Denmark, the UK, and many other EU governments have so far refused to follow April's landmark ruling by the EU Court of Justice annulling the Data Retention Directive, which required Telecommunications and Internet Service Providers to store detailed records about all of their customers' communications and Internet use. But civil liberties campaigners AK Vorrat have now obtained internal documents showing that at a recent closed meeting of EU Justice and Home Affairs ministers the Council's Legal Services stated that paragraph 59 of the European Court of Justice's ruling on the Data Retention Directive "suggests that general and blanket data retention is no longer possible". 

AK Vorrat member Heiko Stamer hails this news: "The EU's lawyers have confirmed that a reenactment of a blanket data retention directive - which is under consideration by the EU Commission and would be welcomed by many Member State governments - is no longer a legal option. We call upon the Commission to uphold our fundamental rights by rejecting attempts to renew blanket collection of communications and movement data. Considering cross-border communications and our common responsibility for the right to privacy of all EU citizens, we urge the EU to enact an explicit legislative ban on national blanket data retention laws. Europe needs to be an area of freedom rather than an area of distrust or general suspicion."

Background information:

The EU Data Retention Directive has been annulled by the European Court of Justice for violating the fundamental right to privacy.
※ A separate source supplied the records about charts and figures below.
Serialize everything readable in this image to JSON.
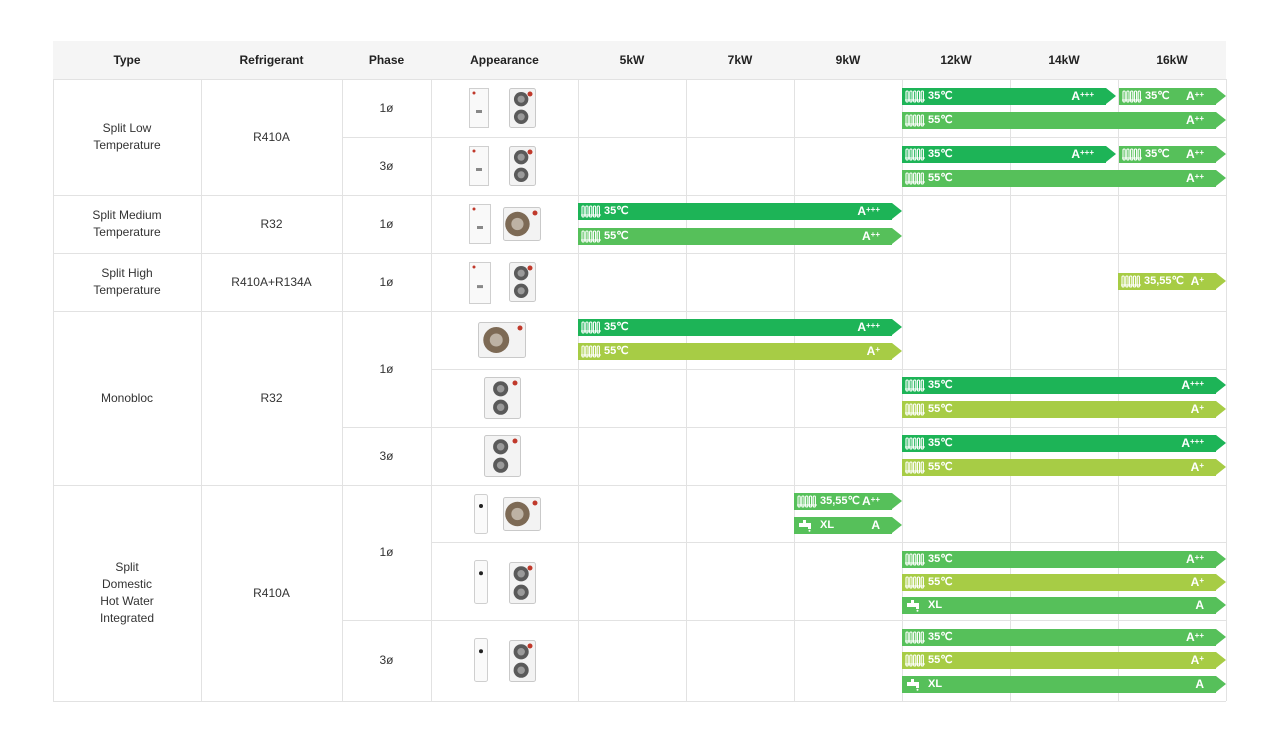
{
  "colors": {
    "dark_green": "#1db457",
    "mid_green": "#56c05a",
    "light_green": "#a7cc45",
    "header_bg": "#f5f5f5",
    "grid": "#e2e2e2"
  },
  "headers": {
    "type": "Type",
    "refrigerant": "Refrigerant",
    "phase": "Phase",
    "appearance": "Appearance",
    "kw5": "5kW",
    "kw7": "7kW",
    "kw9": "9kW",
    "kw12": "12kW",
    "kw14": "14kW",
    "kw16": "16kW"
  },
  "types": {
    "split_low": "Split Low\nTemperature",
    "split_medium": "Split Medium\nTemperature",
    "split_high": "Split High\nTemperature",
    "monobloc": "Monobloc",
    "split_dhw": "Split\nDomestic\nHot Water\nIntegrated"
  },
  "refrigerants": {
    "split_low": "R410A",
    "split_medium": "R32",
    "split_high": "R410A+R134A",
    "monobloc": "R32",
    "split_dhw": "R410A"
  },
  "phases": {
    "single": "1ø",
    "three": "3ø"
  },
  "bars": [
    {
      "id": "sl1-a",
      "label": "35℃",
      "cls": "A",
      "sup": "+++",
      "color": "dark_green",
      "icon": "radiator"
    },
    {
      "id": "sl1-b",
      "label": "35℃",
      "cls": "A",
      "sup": "++",
      "color": "mid_green",
      "icon": "radiator"
    },
    {
      "id": "sl1-c",
      "label": "55℃",
      "cls": "A",
      "sup": "++",
      "color": "mid_green",
      "icon": "radiator"
    },
    {
      "id": "sl3-a",
      "label": "35℃",
      "cls": "A",
      "sup": "+++",
      "color": "dark_green",
      "icon": "radiator"
    },
    {
      "id": "sl3-b",
      "label": "35℃",
      "cls": "A",
      "sup": "++",
      "color": "mid_green",
      "icon": "radiator"
    },
    {
      "id": "sl3-c",
      "label": "55℃",
      "cls": "A",
      "sup": "++",
      "color": "mid_green",
      "icon": "radiator"
    },
    {
      "id": "sm-a",
      "label": "35℃",
      "cls": "A",
      "sup": "+++",
      "color": "dark_green",
      "icon": "radiator"
    },
    {
      "id": "sm-b",
      "label": "55℃",
      "cls": "A",
      "sup": "++",
      "color": "mid_green",
      "icon": "radiator"
    },
    {
      "id": "sh-a",
      "label": "35,55℃",
      "cls": "A",
      "sup": "+",
      "color": "light_green",
      "icon": "radiator"
    },
    {
      "id": "mb1-a",
      "label": "35℃",
      "cls": "A",
      "sup": "+++",
      "color": "dark_green",
      "icon": "radiator"
    },
    {
      "id": "mb1-b",
      "label": "55℃",
      "cls": "A",
      "sup": "+",
      "color": "light_green",
      "icon": "radiator"
    },
    {
      "id": "mb1-c",
      "label": "35℃",
      "cls": "A",
      "sup": "+++",
      "color": "dark_green",
      "icon": "radiator"
    },
    {
      "id": "mb1-d",
      "label": "55℃",
      "cls": "A",
      "sup": "+",
      "color": "light_green",
      "icon": "radiator"
    },
    {
      "id": "mb3-a",
      "label": "35℃",
      "cls": "A",
      "sup": "+++",
      "color": "dark_green",
      "icon": "radiator"
    },
    {
      "id": "mb3-b",
      "label": "55℃",
      "cls": "A",
      "sup": "+",
      "color": "light_green",
      "icon": "radiator"
    },
    {
      "id": "dhw1-a",
      "label": "35,55℃",
      "cls": "A",
      "sup": "++",
      "color": "mid_green",
      "icon": "radiator"
    },
    {
      "id": "dhw1-b",
      "label": "XL",
      "cls": "A",
      "sup": "",
      "color": "mid_green",
      "icon": "tap"
    },
    {
      "id": "dhw1-c",
      "label": "35℃",
      "cls": "A",
      "sup": "++",
      "color": "mid_green",
      "icon": "radiator"
    },
    {
      "id": "dhw1-d",
      "label": "55℃",
      "cls": "A",
      "sup": "+",
      "color": "light_green",
      "icon": "radiator"
    },
    {
      "id": "dhw1-e",
      "label": "XL",
      "cls": "A",
      "sup": "",
      "color": "mid_green",
      "icon": "tap"
    },
    {
      "id": "dhw3-a",
      "label": "35℃",
      "cls": "A",
      "sup": "++",
      "color": "mid_green",
      "icon": "radiator"
    },
    {
      "id": "dhw3-b",
      "label": "55℃",
      "cls": "A",
      "sup": "+",
      "color": "light_green",
      "icon": "radiator"
    },
    {
      "id": "dhw3-c",
      "label": "XL",
      "cls": "A",
      "sup": "",
      "color": "mid_green",
      "icon": "tap"
    }
  ]
}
The indiscriminate retention of information on every telephone call, text message, e-mail and Internet connection made by any citizen was "the most privacy invasive instrument ever adopted by the EU in terms of scale and the number of people it affects" (Peter Hustinx, European Data Protection Supervisor).

Blanket and indiscriminate telecommunications data retention has proven harmful to many sectors of society: It disrupts confidential communications in areas that legitimately require non-traceability (e.g. contacts with psychotherapists, physicians, lawyers, workers' councils, marriage counsellors, drug abuse counsellors, helplines), thus endangering the physical and mental health of people in need of assistance as well as the people around them. The inability of journalists to electronically receive information through untraceable channels compromises the freedom of the press, which damages preconditions of our open and democratic society. Blanket data retention creates risks of abuse and loss of confidential information relating to our contacts, movements and interests, damaging freedom of association. Communications data are particularly susceptible to producing unjustified suspicions and subjecting innocent citizens to criminal investigation.

In a joint letter, more than 100 organisations from 23 European countries have called on the EU to reject "EU requirements regarding data retention in favour of a system of expedited preservation and targeted collection of traffic data".

About the German Working Group on Data Retention: The Arbeitskreis Vorratsdatenspeicherung (AK Vorrat) is a Germany-wide organisation which campaigns against extensive surveillance in general and the blanket logging of telecommunications and other behavioural data in particular.